Upon completion of the course, the PhD-student shall be able to:

• Select a suitable statistical models, and methods for a data analysis problem in the real world based on reasoned argument, especially when the underlying data generating mechanism is unknown.
• Apply various supervised and unsupervised statistical learning algorithms in a range of real world problems.
• Evaluate and optimise the performances of the learning models and algorithms, and communicate the expected accuracy of the model/algorithm.
• Combine several models to achieve higher predictive accuracy.
• Apply Neural Networks to real world problem solving.
• Conduct comparative analysis, both theoretical and empirical, in order to
 decide which Neural Network is most suitable for a particular task.
• Design different kinds of Neural Network, evaluate their performance, and
 use them to solve complex problems.
• Apply deep learning to real world problems.

Course Content

The course consists of two parts, statistical learning (Part 1, corresponding to Learning Outcomes 1-4) and Machine Learning (Part 2, Learning outcomes 5-8). Both parts of the course focuses mainly on the applied aspects of statistical learning and machine learning with Part 2 emphasizing on neural networks and deep learning.

In Part 1, the most important basic properties of, and relations between different statis-tical learning models and algorithms are also included, however. This part covers supervised learning algorithms, with special emphasis on classification methods such as logistic regression, classification trees, linear discriminant analysis, quadratic discri-minant analysis, K nearest neighbour, support vector machine, and regression methods such as linear regression, smoothing splines, generalised additive model, and regression trees. Part 1 also covers unsupervised learning methods such as principal component analysis, k mean clustering, and hierarchical clustering. Model validation through cross validation, and bootstrap methods are covered. Regularisation for model selection, high dimensional data analysis, and improving prediction performance through model averaging, bagging, and boosting techniques are also covered.

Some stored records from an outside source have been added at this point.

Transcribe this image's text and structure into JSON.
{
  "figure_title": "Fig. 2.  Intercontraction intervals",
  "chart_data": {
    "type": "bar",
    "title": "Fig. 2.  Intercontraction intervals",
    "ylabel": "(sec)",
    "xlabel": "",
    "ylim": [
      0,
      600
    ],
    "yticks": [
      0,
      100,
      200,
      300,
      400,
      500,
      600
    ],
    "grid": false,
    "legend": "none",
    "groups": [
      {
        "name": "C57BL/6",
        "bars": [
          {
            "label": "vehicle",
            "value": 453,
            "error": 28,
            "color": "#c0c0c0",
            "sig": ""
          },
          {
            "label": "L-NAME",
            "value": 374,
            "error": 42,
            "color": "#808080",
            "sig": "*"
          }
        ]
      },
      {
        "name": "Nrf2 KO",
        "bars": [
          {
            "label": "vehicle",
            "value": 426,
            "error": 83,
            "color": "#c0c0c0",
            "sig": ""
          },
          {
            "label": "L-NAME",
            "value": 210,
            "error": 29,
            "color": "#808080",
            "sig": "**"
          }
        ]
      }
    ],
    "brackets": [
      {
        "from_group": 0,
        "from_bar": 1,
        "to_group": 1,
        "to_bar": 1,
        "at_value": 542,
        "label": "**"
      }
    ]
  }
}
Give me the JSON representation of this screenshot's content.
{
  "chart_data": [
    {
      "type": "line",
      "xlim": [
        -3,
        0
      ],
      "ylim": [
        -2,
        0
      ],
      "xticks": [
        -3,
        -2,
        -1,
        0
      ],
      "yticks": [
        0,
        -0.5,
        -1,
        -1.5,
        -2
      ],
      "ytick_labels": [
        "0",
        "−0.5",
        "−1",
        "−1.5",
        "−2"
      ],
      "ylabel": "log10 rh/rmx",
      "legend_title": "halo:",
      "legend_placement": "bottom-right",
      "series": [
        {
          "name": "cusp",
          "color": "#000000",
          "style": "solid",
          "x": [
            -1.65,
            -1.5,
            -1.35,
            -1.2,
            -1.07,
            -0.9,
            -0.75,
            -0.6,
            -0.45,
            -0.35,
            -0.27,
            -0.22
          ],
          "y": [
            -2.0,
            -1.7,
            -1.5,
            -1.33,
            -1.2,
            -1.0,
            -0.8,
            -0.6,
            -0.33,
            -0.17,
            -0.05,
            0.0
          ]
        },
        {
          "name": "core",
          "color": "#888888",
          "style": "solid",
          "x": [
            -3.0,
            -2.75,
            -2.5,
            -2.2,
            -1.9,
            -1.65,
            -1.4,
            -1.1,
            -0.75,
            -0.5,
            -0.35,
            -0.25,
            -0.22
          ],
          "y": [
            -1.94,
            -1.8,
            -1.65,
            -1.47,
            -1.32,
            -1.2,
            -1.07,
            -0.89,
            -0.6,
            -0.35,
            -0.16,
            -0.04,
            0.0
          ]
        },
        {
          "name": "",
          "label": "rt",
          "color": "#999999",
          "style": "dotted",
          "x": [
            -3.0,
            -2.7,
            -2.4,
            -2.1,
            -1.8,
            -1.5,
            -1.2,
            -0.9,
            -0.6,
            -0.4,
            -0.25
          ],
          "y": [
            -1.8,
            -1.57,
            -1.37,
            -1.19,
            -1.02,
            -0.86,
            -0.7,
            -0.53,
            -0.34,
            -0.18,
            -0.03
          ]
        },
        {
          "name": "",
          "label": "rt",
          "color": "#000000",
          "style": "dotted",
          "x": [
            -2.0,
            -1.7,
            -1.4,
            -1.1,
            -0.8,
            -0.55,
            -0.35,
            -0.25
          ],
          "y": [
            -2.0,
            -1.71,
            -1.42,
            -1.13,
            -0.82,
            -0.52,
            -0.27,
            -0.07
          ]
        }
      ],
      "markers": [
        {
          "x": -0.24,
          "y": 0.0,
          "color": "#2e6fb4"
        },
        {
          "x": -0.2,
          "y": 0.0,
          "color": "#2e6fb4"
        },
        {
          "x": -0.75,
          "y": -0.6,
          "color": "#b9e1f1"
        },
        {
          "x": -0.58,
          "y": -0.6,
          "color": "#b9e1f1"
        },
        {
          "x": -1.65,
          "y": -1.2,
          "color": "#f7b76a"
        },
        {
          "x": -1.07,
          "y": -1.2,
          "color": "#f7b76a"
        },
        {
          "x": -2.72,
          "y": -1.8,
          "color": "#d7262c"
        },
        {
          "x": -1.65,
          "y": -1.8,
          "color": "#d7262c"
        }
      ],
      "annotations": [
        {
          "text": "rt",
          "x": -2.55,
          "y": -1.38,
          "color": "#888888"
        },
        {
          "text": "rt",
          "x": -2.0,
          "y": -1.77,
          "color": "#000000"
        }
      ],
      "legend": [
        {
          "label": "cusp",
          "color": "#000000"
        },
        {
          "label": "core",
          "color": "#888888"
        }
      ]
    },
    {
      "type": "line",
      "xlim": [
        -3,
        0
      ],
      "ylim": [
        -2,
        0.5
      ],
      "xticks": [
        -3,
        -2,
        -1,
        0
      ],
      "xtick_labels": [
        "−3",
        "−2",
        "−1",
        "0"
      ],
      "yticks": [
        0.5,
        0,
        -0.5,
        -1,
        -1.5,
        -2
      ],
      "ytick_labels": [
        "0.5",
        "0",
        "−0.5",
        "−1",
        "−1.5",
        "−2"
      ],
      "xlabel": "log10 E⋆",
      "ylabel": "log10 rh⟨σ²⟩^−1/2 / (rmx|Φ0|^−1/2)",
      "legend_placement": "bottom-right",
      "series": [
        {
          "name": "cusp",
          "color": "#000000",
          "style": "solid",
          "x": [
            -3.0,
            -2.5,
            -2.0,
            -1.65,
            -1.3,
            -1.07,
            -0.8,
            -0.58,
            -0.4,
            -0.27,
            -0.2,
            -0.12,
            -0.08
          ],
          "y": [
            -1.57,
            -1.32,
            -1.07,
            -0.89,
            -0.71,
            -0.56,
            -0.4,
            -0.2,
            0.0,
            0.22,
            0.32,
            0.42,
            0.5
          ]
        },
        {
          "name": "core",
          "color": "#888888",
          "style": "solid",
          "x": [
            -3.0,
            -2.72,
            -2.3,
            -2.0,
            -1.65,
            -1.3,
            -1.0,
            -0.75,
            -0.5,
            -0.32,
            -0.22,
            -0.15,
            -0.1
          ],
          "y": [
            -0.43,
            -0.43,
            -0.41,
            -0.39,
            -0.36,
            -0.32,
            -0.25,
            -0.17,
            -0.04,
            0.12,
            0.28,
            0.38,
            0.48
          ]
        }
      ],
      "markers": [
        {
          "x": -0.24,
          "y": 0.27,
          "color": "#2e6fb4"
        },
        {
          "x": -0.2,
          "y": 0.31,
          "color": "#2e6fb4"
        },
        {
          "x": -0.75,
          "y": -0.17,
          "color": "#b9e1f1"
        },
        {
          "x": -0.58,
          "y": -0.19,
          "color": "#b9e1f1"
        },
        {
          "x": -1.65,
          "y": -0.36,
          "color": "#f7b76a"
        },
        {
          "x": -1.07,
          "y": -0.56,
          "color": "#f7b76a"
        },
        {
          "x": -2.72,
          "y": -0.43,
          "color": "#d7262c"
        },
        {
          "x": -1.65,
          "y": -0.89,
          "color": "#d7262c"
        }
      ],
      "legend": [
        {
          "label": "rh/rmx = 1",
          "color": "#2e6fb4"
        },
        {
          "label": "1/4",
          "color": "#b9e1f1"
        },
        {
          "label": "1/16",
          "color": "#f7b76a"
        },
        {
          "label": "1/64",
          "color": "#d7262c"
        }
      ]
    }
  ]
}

Part 2 of the course gives an introduction to machine learning and an overview of neural networks. The perceptron as the basic element for linear seperability and its limitations in classification is discussed. Then, different activation functions and the sigmoid perceptron is studied to solve non-linear classification problems.
The different types of learning paradigms such as supervised, unsupervised,and reinforcement is covered in a machine learning context. Feed-forward neural networks and the back-propagation algorithm will be presented. The course will also cover recurrent neural networks. Finally, deep learning is discussed with emphasis on the basic principles and different types of deep learning neural networks.

Assessment

Part 1 and Part 2 are assessed independently.
Part 1 on statistical learning is assessed by assignment and written examination giving a total of 5 credits.
Part 2 on machine learning is assessed by a reported project work, written reflection and seminar giving another 5 credits.

Forms of Study

The course comprises lectures, labs, project work and seminars.

Grades

The Swedish grades U–G.

Prerequisites

  • Degree of Master 60 credits in Microdata Analysis